Oh partigiano, portalo via!
Libera divagazione sul concetto di "antifascismo"
di Angelo Abis
Ipse dixit: "Libertà, uguaglianza, giustizia sociale, sono a pieno titolo "valori" antifa-scisti" e ancora "I "resistenti" stavano dalla parte giusta, i "repubblichini" dalla parte sbagliata" e altre amenità del genere.
Fini di AN non è molto diverso dal Fini missino che auspicava l'avvento del fascismo nel 2000: stessa approssimazione storica e ideologica, stessa prosopopea intellettuale.
Ma, poiché quando si parla di "antifascismo", di "resistenti" e di "repubblichini", si parla di storia, cioè di quella scienza che considera "non scientifico" qualunque giudizio o pregiudizio di natura politica e ideologica, vediamo un po' come sono andate veramente le cose.
Nel 1946, in Italia, si fronteggiavano due schieramenti antagonisti: uno antifascista impersonato nei comitati di liberazione nazionale, autoproclamatisi "vincitori" della seconda guerra mondiale per aver sconfitto il tedesco "invasore" e spazzato via il fascismo. L'altro schieramento comprendeva tutti gli ex fascisti non pentiti e tutti quelli che magari erano stati agnostici o critici nei confronti del ventennio, ma che non ne potevano più del clima di odio e di vendetta che si respirava nella società e che sopratutto temevano l'avvento in Italia del comunismo.
Un quadro chiaro, anzi chiarissimo. Manco per niente!
Tra i due contendenti si ergeva un terzo incomodo; gli alleati, cioè gli unici e veri "vincitori". Costoro considerarono gli Italiani "nemici" sino al 1947, anno della firma del trattato di pace. Dopo l'ubriacatura della "liberazione" del 25 aprile, come nemici furono considerati sia i partigiani che gli antifascisti: finivano in galera o in campo di concentramento i partigiani che rifiutavano di deporre le armi o che non ubbidivano alle autorità alleate. E, suprema onta per un governo antifascista e cobelligerante, tennero in galera per tre giorni il ministro socialista Pietro Nenni, reo di aver tenuto, senza l'autorizzazione alleata, una riunione politica in quel di Vercelli. In questo contesto gli uomini più avveduti e intelligenti dell'antifascismo (Togliatti, Nenni e De Gasperi) presero coscienza che la sconfitta non era "affare" di quelli che avevano combattuto dalla parte sbagliata, ma riguardava sopratutto loro, chiamati a pagare i danni di una guerra di cui non si sentivano responsabili e che pensavano di aver emendato con la partecipazione alla guerra di liberazione e con la resistenza.
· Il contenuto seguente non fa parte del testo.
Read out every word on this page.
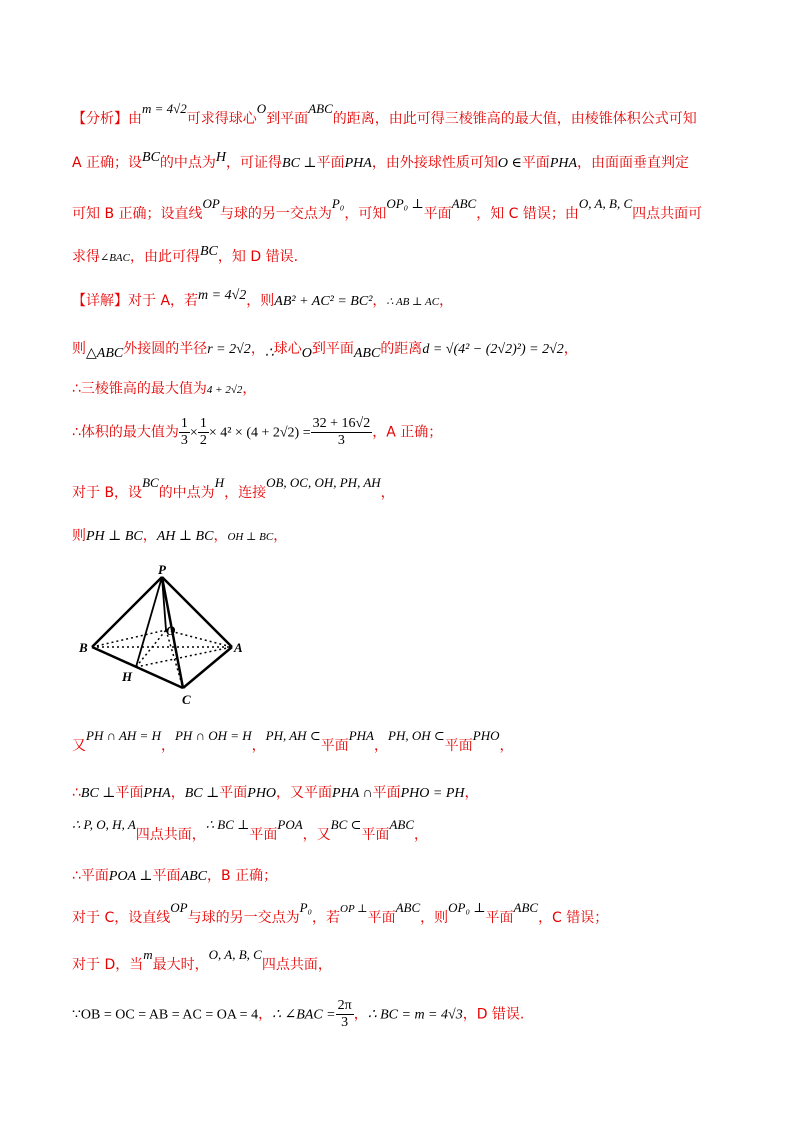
【分析】由m = 4√2可求得球心O到平面ABC的距离，由此可得三棱锥高的最大值，由棱锥体积公式可知
A 正确；设BC的中点为H，可证得BC ⊥平面PHA，由外接球性质可知O ∈平面PHA，由面面垂直判定
可知 B 正确；设直线OP与球的另一交点为P₀，可知OP₀ ⊥平面ABC，知 C 错误；由O, A, B, C四点共面可
求得∠BAC，由此可得BC，知 D 错误.
【详解】对于 A，若m = 4√2，则AB² + AC² = BC²，∴ AB ⊥ AC，
则△ABC外接圆的半径r = 2√2，∴球心O到平面ABC的距离d = √(4² − (2√2)²) = 2√2，
∴三棱锥高的最大值为4 + 2√2，
∴体积的最大值为 $\frac{1}{3} \times \frac{1}{2} \times 4^2 \times (4 + 2√2) = \frac{32 + 16√2}{3}$ ，A 正确；
对于 B，设BC的中点为H，连接OB, OC, OH, PH, AH，
则PH ⊥ BC，AH ⊥ BC，OH ⊥ BC，
P
O
B	A
H
C
又PH ∩ AH = H，PH ∩ OH = H，PH, AH ⊂平面PHA，PH, OH ⊂平面PHO，
∴BC ⊥平面PHA，BC ⊥平面PHO，又平面PHA ∩平面PHO = PH，
∴ P, O, H, A四点共面，∴ BC ⊥平面POA，又BC ⊂平面ABC，
∴平面POA ⊥平面ABC，B 正确；
对于 C，设直线OP与球的另一交点为P₀，若$^{OP \perp}$平面ABC，则OP₀ ⊥平面ABC，C 错误；
对于 D，当m最大时，O, A, B, C四点共面，
∵OB = OC = AB = AC = OA = 4，∴ ∠BAC = $\frac{2\pi}{3}$ ，∴ BC = m = 4√3，D 错误.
Ma se anche l'antifascismo era perdente, né più né meno di quanto lo era il fascismo, ogni possibilità di superamento della sconfitta e di ricostruzione economica, sociale e morale dell'Italia, passava necessariamente attraverso il recupero dei fascisti poiché senza di essi non si riusciva a mettere in moto l'industria del nord, l'apparato amministrativo e la stessa pubblica sicurezza.
Ne conseguì logicamente, che i suddetti personaggi, dopo aver fatto fuori il governo della "resistenza" di Ferruccio Parri, fecero, agli inizi del 46, ai capi del neofascismo più o meno clandestino il seguente discorso: "Vogliamo voltare pagina nella storia d'Italia: fra sei mesi ci sarà il referendum per creare un nuovo stato repubblicano e democratico, cioè di tutti gli italiani, voi compresi. Vi chiediamo di non sabotare il referendum e di non appoggiare eventuali "golpe...". "Benissimo! risposero i leaders del neofascismo (Michelini, Romualdi, Pini, Pace, ecc.): saremo cittadini leali del nuovo stato ma alle seguenti condizioni: l'amnistia per tutti i fascisti, fine dell'epurazione, riconoscimento di un partito che in maniera assolutamente legale ci permetta di portare avanti le nostre idee e i nostri programmi".
Il governo antifascista di De Gasperi assentì (quello sì che fu il momento più "alto" dell'antifascismo italiano!) e fu di parola: il 22 giugno del 1946 il guardasigilli Togliatti emanò il decreto sull'amnistia, fu bloccata l'epurazione e il 26 dicembre del 1946, con notifica alla questura di Roma, sorgeva il Movimento Sociale Italiano.
Con le elezioni politiche del '48, avendo il MSI eletto propri rappresentanti alla camera e al senato, il neofascismo diveniva ufficialmente una forza democratica e costituzionale e i suoi eletti parte integrante della classe dirigente repubblicana (in democrazia si è classe dirigente anche se si sta all'opposizione).
Da allora, ogni discussione sull'antifascismo buono e sul fascismo "male assoluto" è pura esercitazione retorica, roba da teatrino della politica.